Demonstrations also took place in several other locations, including the main Gulf port Umm Qasr and southern Shatra, where security forces also killed a protester.
In Baghdad, a Reuters cameraman saw one man shot dead, his body carried away by fellow protesters, when security forces opened fire with live rounds on demonstrators near the Ahrar Bridge. He also saw at least four others killed.
Security and medical sources put the toll at four killed and 34 wounded, but could only confirm one death was from live fire. Two were a result of rubber bullets and tear gas, giving no reason for the fourth death.
The sources also said two people were killed, including a police officer, when special forces tasked with protecting the heavily fortified Green Zone opened live fire on protesters. At least 22 people were wounded.
A spokesman for the prime minister said a group of protesters had crossed the bridge and set fire to a restaurant, and that law enforcement “dealt” with them. He did not elaborate.
Separately, at least one protester was killed and 10 wounded after police used live fire and tear gas against them in the town of Shatra, 45 km (28 miles) north of the southern city of Nassiriya, security and medical sources said.
More than 250 Iraqis have been killed in demonstrations since the start of October against a government they see as corrupt and beholden to foreign interests.

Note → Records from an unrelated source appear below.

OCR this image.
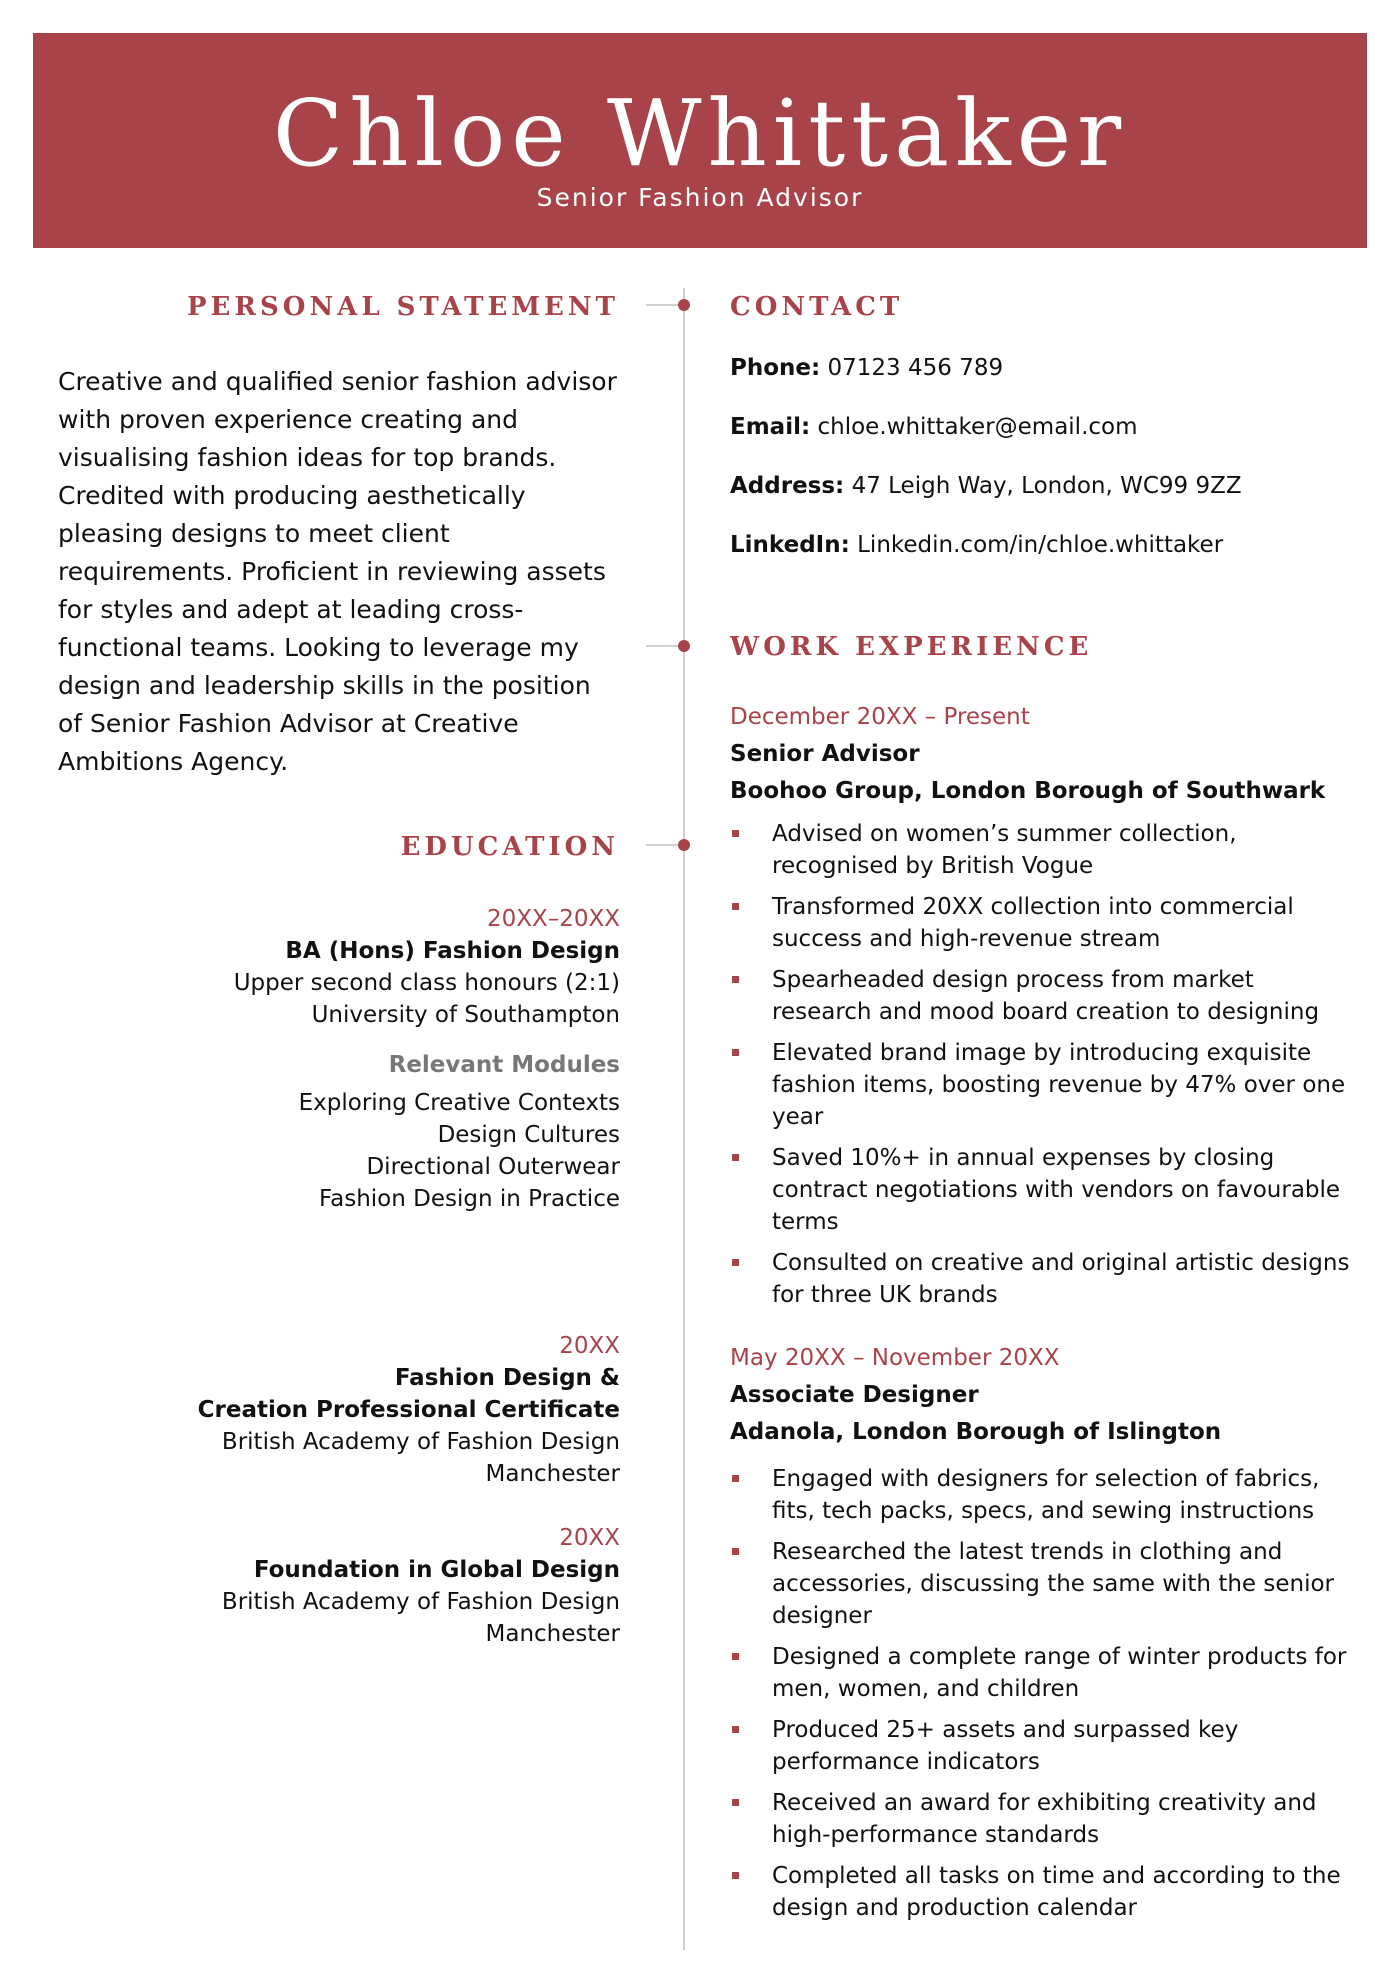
Chloe Whittaker
Senior Fashion Advisor
PERSONAL STATEMENT
EDUCATION
CONTACT
WORK EXPERIENCE
Creative and qualified senior fashion advisor with proven experience creating and visualising fashion ideas for top brands. Credited with producing aesthetically pleasing designs to meet client requirements. Proficient in reviewing assets for styles and adept at leading cross-functional teams. Looking to leverage my design and leadership skills in the position of Senior Fashion Advisor at Creative Ambitions Agency.
20XX–20XX
BA (Hons) Fashion Design
Upper second class honours (2:1)
University of Southampton
Relevant Modules
Exploring Creative Contexts
Design Cultures
Directional Outerwear
Fashion Design in Practice
20XX
Fashion Design &
Creation Professional Certificate
British Academy of Fashion Design
Manchester
20XX
Foundation in Global Design
British Academy of Fashion Design
Manchester
Phone: 07123 456 789
Email: chloe.whittaker@email.com
Address: 47 Leigh Way, London, WC99 9ZZ
LinkedIn: Linkedin.com/in/chloe.whittaker
December 20XX – Present
Senior Advisor
Boohoo Group, London Borough of Southwark
Advised on women’s summer collection, recognised by British Vogue
Transformed 20XX collection into commercial success and high-revenue stream
Spearheaded design process from market research and mood board creation to designing
Elevated brand image by introducing exquisite fashion items, boosting revenue by 47% over one year
Saved 10%+ in annual expenses by closing contract negotiations with vendors on favourable terms
Consulted on creative and original artistic designs for three UK brands
May 20XX – November 20XX
Associate Designer
Adanola, London Borough of Islington
Engaged with designers for selection of fabrics, fits, tech packs, specs, and sewing instructions
Researched the latest trends in clothing and accessories, discussing the same with the senior designer
Designed a complete range of winter products for men, women, and children
Produced 25+ assets and surpassed key performance indicators
Received an award for exhibiting creativity and high-performance standards
Completed all tasks on time and according to the design and production calendar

Monday’s deaths were in addition to three protesters killed late on Sunday when security forces opened fire on a crowd trying to storm the Iranian consulate in the Shiite Muslim holy city of Karbala, security and medical sources said.
Protesters defied the prime minister’s earlier plea to end the demonstrations which he says are costing Iraq’s economy billions of dollars and disrupting daily life.
The protests have broken nearly two years of relative stability in Iraq since they started on Oct.1. More than 250 people have been killed.
Despite the country’s oil wealth, many people live in poverty with limited access to clean water, electricity, healthcare or education.
“The youth have lived through economic hardships, explosions, oppression. We want to root out this political elite completely. We want to get rid of this gang, then maybe we can rest,” said a protester, said a protester, who did not wish to be identified, who had camped overnight in Baghdad’s Tahrir Square.
Prime Minister Adil Abdul Mahdi appealed to protesters on Sunday night to suspend their movement which he said had achieved its goals and was hurting the economy.
The premier has said he is willing to resign if politicians agree on a replacement and promised a number of reforms, but protesters say that is not enough and that the entire political class needs to go.
Operations at Iraq’s main Gulf port of Umm Qasr, which receives the bulk of the country’s grain, vegetable oil and sugar imports, have been at a complete standstill since Wednesday.
The anger over economic hardship and corruption is aimed at the sectarian power-sharing system of governance introduced in Iraq after 2003 and the political elites benefiting from it.
Hundreds of protesters gathered overnight in front of the Iranian consulate in the Shia holy city of Kerbala and tried to set it on fire. Security forces dispersed them using tear gas and live ammunition, security and medical sources said.
Three people were killed and at least 10 people were wounded, including four from gunshots.